BIM is not a technology. BIM applies to all aspects of the construction of a building, from the design, the estimation, the supply chain, the delivery of goods during the build, the building process, the resource allocation, the productivity requirements to meet targets and on in to the post-handover phase through Facilities and Asset Management.
Building information modeling (BIM) is a collaborative way of working, which provides everyone working on the project with accessible, accurate data. It leads to better communication, greater efficiency, more precise programmes and estimating and reduced risk.
When we think of BIM, we often think of better design coordination and improved constructability. But the real value can come after handover, when the owner or facility manager receives a complete and accurate set of information.
BIM use in complex projects is a great tool. BIM is capable of positively impacting all phases of a project life-cycle. BIM significantly enhances the project team’s ability to collaborate and use other innovative tools, from prefabrication to virtual models in the field.

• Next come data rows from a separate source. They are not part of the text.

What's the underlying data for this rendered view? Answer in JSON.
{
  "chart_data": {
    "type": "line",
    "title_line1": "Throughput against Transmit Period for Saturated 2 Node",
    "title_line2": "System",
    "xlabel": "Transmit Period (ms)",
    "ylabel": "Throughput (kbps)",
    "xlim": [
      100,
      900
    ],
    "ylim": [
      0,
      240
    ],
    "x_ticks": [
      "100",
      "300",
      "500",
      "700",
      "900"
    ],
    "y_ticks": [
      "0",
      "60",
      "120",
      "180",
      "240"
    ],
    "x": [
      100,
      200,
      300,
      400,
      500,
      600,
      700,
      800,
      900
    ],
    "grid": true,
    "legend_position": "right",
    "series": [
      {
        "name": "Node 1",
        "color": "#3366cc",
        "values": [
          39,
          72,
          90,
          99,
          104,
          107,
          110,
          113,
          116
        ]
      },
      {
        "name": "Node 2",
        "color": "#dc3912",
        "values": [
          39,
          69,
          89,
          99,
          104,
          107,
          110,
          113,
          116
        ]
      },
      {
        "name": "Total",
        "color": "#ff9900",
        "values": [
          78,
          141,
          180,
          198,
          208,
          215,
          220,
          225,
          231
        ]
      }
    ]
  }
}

With the support of a BIM coordinator, project managers can significantly improve quality, efficiency and schedule certainty for the principal.

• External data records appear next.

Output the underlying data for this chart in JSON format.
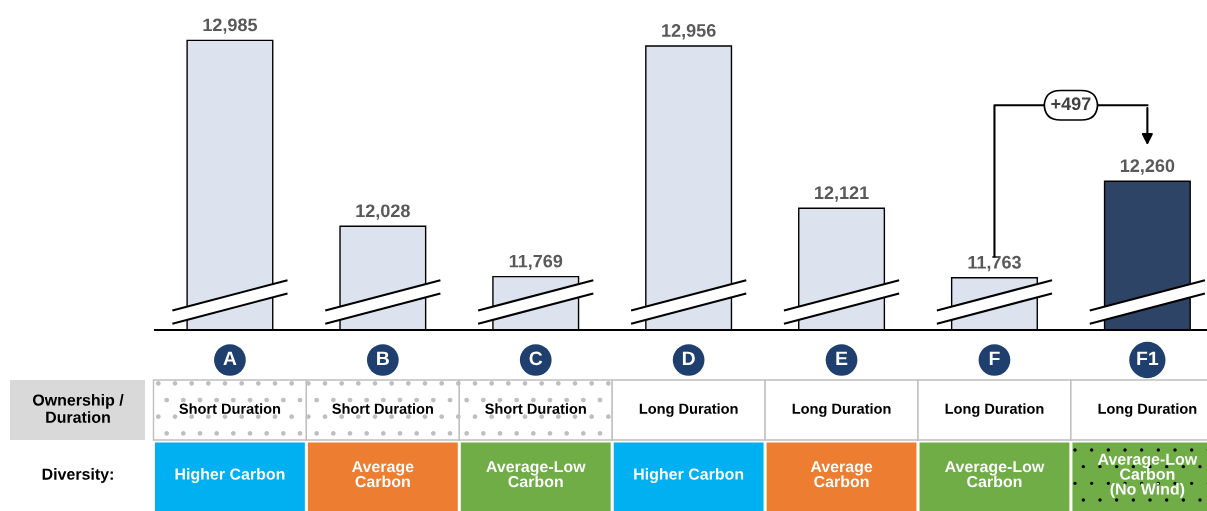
{
  "chart_data": {
    "type": "bar",
    "categories": [
      "A",
      "B",
      "C",
      "D",
      "E",
      "F",
      "F1"
    ],
    "values": [
      12985,
      12028,
      11769,
      12956,
      12121,
      11763,
      12260
    ],
    "value_labels": [
      "12,985",
      "12,028",
      "11,769",
      "12,956",
      "12,121",
      "11,763",
      "12,260"
    ],
    "colors": [
      "#dce3ee",
      "#dce3ee",
      "#dce3ee",
      "#dce3ee",
      "#dce3ee",
      "#dce3ee",
      "#2e4466"
    ],
    "annotations": [
      "+497",
      "Ownership /\nDuration",
      "Diversity:",
      "Short Duration",
      "Short Duration",
      "Short Duration",
      "Long Duration",
      "Long Duration",
      "Long Duration",
      "Long Duration",
      "Higher Carbon",
      "Average\nCarbon",
      "Average-Low\nCarbon",
      "Higher Carbon",
      "Average\nCarbon",
      "Average-Low\nCarbon",
      "Average-Low\nCarbon\n(No Wind)"
    ]
  }
}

A single, connected model improves communication within the design and construction teams and the parametric elements of the model create a robust database. The building owner and facility manager can utilize the data within the model during the occupation of the building. Harvesting the information in that database can help everyone be more efficient and also create new opportunities for revenue expansion. Modeling, instead of drawing, is the new paradigm, fostering new cooperation, innovation and building life-cycle savings.
We see BIM as an excellent tool to reduce risk, manage costs, and optimize schedules on complex building projects.
We have used BIM to develop the design of several complex projects over the recent years.
We have our own BIM servers and our team is extensively experienced in efficiently establishing an integral collaboration in the BIM model.
Results of using BIM are impressive:
- 20% reduction in build costs
- 30% reduction in costs over the lifetime of the building
- 30% to 40% reduction in risk, better predictability of outcomes
- 40% to 60% increase in the overall project quality
- 45% to 65% reduction in conflicts and re-work during construction.
Lean construction management applies the successful principle of lean management to construction projects and building sites.
The construction itself and the delivery or building process should be planned including all those involved, aiming at maximizing value, reducing lead times while reducing waste in complex projects.
The focus is on the whole projects and not on just speeding up individual steps or reducing individual costs, that might lead to increased costs elsewhere and on stimulating a long term scope and creating a partnership with those involved.
Besides control of processes, LCM also focuses on optimization of site logistics.
We understand lean construction as the “way to design production systems to minimize waste of materials, time, and effort in order to generate the maximum possible amount of value”.